Le journalisme, ou le professionnalisme du flou

{“Le journalisme, ou le professionnalisme du flou”}, Denis Ruellan, PUG, 2007, 230p. 21 €.

L’étude de la formation progressive du journalisme moderne, dans une approche relevant à la fois de l’histoire et de la sociologie des professions, montre à quel point {“la professionnalisation du journalisme”} a suivi un cours singulier.

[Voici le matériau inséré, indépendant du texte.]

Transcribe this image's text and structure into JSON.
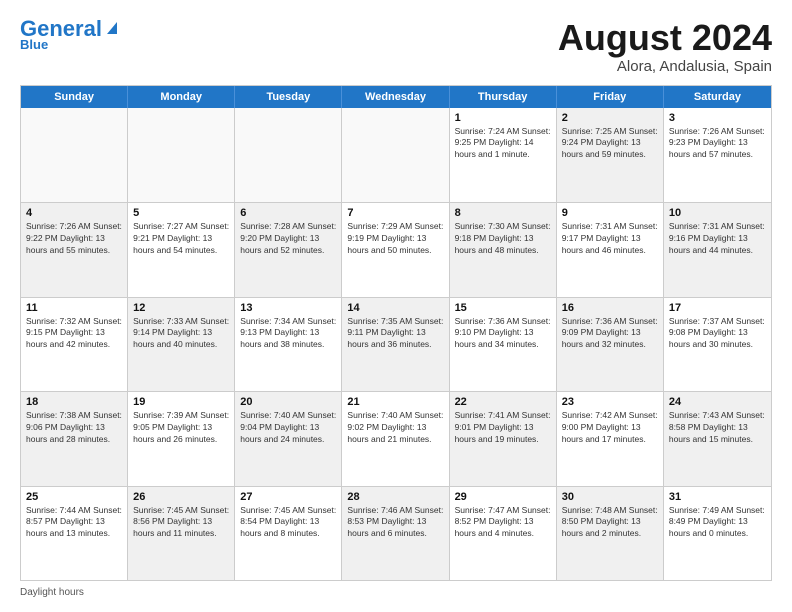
{
  "logo": {
    "text1": "General",
    "text2": "Blue"
  },
  "title": "August 2024",
  "subtitle": "Alora, Andalusia, Spain",
  "days_of_week": [
    "Sunday",
    "Monday",
    "Tuesday",
    "Wednesday",
    "Thursday",
    "Friday",
    "Saturday"
  ],
  "footer_text": "Daylight hours",
  "weeks": [
    [
      {
        "day": "",
        "info": "",
        "empty": true
      },
      {
        "day": "",
        "info": "",
        "empty": true
      },
      {
        "day": "",
        "info": "",
        "empty": true
      },
      {
        "day": "",
        "info": "",
        "empty": true
      },
      {
        "day": "1",
        "info": "Sunrise: 7:24 AM\nSunset: 9:25 PM\nDaylight: 14 hours\nand 1 minute.",
        "empty": false
      },
      {
        "day": "2",
        "info": "Sunrise: 7:25 AM\nSunset: 9:24 PM\nDaylight: 13 hours\nand 59 minutes.",
        "empty": false,
        "shaded": true
      },
      {
        "day": "3",
        "info": "Sunrise: 7:26 AM\nSunset: 9:23 PM\nDaylight: 13 hours\nand 57 minutes.",
        "empty": false
      }
    ],
    [
      {
        "day": "4",
        "info": "Sunrise: 7:26 AM\nSunset: 9:22 PM\nDaylight: 13 hours\nand 55 minutes.",
        "empty": false,
        "shaded": true
      },
      {
        "day": "5",
        "info": "Sunrise: 7:27 AM\nSunset: 9:21 PM\nDaylight: 13 hours\nand 54 minutes.",
        "empty": false
      },
      {
        "day": "6",
        "info": "Sunrise: 7:28 AM\nSunset: 9:20 PM\nDaylight: 13 hours\nand 52 minutes.",
        "empty": false,
        "shaded": true
      },
      {
        "day": "7",
        "info": "Sunrise: 7:29 AM\nSunset: 9:19 PM\nDaylight: 13 hours\nand 50 minutes.",
        "empty": false
      },
      {
        "day": "8",
        "info": "Sunrise: 7:30 AM\nSunset: 9:18 PM\nDaylight: 13 hours\nand 48 minutes.",
        "empty": false,
        "shaded": true
      },
      {
        "day": "9",
        "info": "Sunrise: 7:31 AM\nSunset: 9:17 PM\nDaylight: 13 hours\nand 46 minutes.",
        "empty": false
      },
      {
        "day": "10",
        "info": "Sunrise: 7:31 AM\nSunset: 9:16 PM\nDaylight: 13 hours\nand 44 minutes.",
        "empty": false,
        "shaded": true
      }
    ],
    [
      {
        "day": "11",
        "info": "Sunrise: 7:32 AM\nSunset: 9:15 PM\nDaylight: 13 hours\nand 42 minutes.",
        "empty": false
      },
      {
        "day": "12",
        "info": "Sunrise: 7:33 AM\nSunset: 9:14 PM\nDaylight: 13 hours\nand 40 minutes.",
        "empty": false,
        "shaded": true
      },
      {
        "day": "13",
        "info": "Sunrise: 7:34 AM\nSunset: 9:13 PM\nDaylight: 13 hours\nand 38 minutes.",
        "empty": false
      },
      {
        "day": "14",
        "info": "Sunrise: 7:35 AM\nSunset: 9:11 PM\nDaylight: 13 hours\nand 36 minutes.",
        "empty": false,
        "shaded": true
      },
      {
        "day": "15",
        "info": "Sunrise: 7:36 AM\nSunset: 9:10 PM\nDaylight: 13 hours\nand 34 minutes.",
        "empty": false
      },
      {
        "day": "16",
        "info": "Sunrise: 7:36 AM\nSunset: 9:09 PM\nDaylight: 13 hours\nand 32 minutes.",
        "empty": false,
        "shaded": true
      },
      {
        "day": "17",
        "info": "Sunrise: 7:37 AM\nSunset: 9:08 PM\nDaylight: 13 hours\nand 30 minutes.",
        "empty": false
      }
    ],
    [
      {
        "day": "18",
        "info": "Sunrise: 7:38 AM\nSunset: 9:06 PM\nDaylight: 13 hours\nand 28 minutes.",
        "empty": false,
        "shaded": true
      },
      {
        "day": "19",
        "info": "Sunrise: 7:39 AM\nSunset: 9:05 PM\nDaylight: 13 hours\nand 26 minutes.",
        "empty": false
      },
      {
        "day": "20",
        "info": "Sunrise: 7:40 AM\nSunset: 9:04 PM\nDaylight: 13 hours\nand 24 minutes.",
        "empty": false,
        "shaded": true
      },
      {
        "day": "21",
        "info": "Sunrise: 7:40 AM\nSunset: 9:02 PM\nDaylight: 13 hours\nand 21 minutes.",
        "empty": false
      },
      {
        "day": "22",
        "info": "Sunrise: 7:41 AM\nSunset: 9:01 PM\nDaylight: 13 hours\nand 19 minutes.",
        "empty": false,
        "shaded": true
      },
      {
        "day": "23",
        "info": "Sunrise: 7:42 AM\nSunset: 9:00 PM\nDaylight: 13 hours\nand 17 minutes.",
        "empty": false
      },
      {
        "day": "24",
        "info": "Sunrise: 7:43 AM\nSunset: 8:58 PM\nDaylight: 13 hours\nand 15 minutes.",
        "empty": false,
        "shaded": true
      }
    ],
    [
      {
        "day": "25",
        "info": "Sunrise: 7:44 AM\nSunset: 8:57 PM\nDaylight: 13 hours\nand 13 minutes.",
        "empty": false
      },
      {
        "day": "26",
        "info": "Sunrise: 7:45 AM\nSunset: 8:56 PM\nDaylight: 13 hours\nand 11 minutes.",
        "empty": false,
        "shaded": true
      },
      {
        "day": "27",
        "info": "Sunrise: 7:45 AM\nSunset: 8:54 PM\nDaylight: 13 hours\nand 8 minutes.",
        "empty": false
      },
      {
        "day": "28",
        "info": "Sunrise: 7:46 AM\nSunset: 8:53 PM\nDaylight: 13 hours\nand 6 minutes.",
        "empty": false,
        "shaded": true
      },
      {
        "day": "29",
        "info": "Sunrise: 7:47 AM\nSunset: 8:52 PM\nDaylight: 13 hours\nand 4 minutes.",
        "empty": false
      },
      {
        "day": "30",
        "info": "Sunrise: 7:48 AM\nSunset: 8:50 PM\nDaylight: 13 hours\nand 2 minutes.",
        "empty": false,
        "shaded": true
      },
      {
        "day": "31",
        "info": "Sunrise: 7:49 AM\nSunset: 8:49 PM\nDaylight: 13 hours\nand 0 minutes.",
        "empty": false
      }
    ]
  ]
}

Le discours fonctionnaliste, formalisé peu à peu par {“les journalistes professionnels”} depuis la fin du XIX° siècle, prétendant que {“seuls des professionnels sélectionnés, aux compétences vérifiées, organisés dans un groupe, avaient le droit à l’identité et à la pratique journalistique”} se révèle à l’étude comme une arme utilisée par un groupe pour circonscrire un champs professionnel exclusif, pour {“s’arroger le journalisme”} et en exclure ceux qui en avaient une pratique différente.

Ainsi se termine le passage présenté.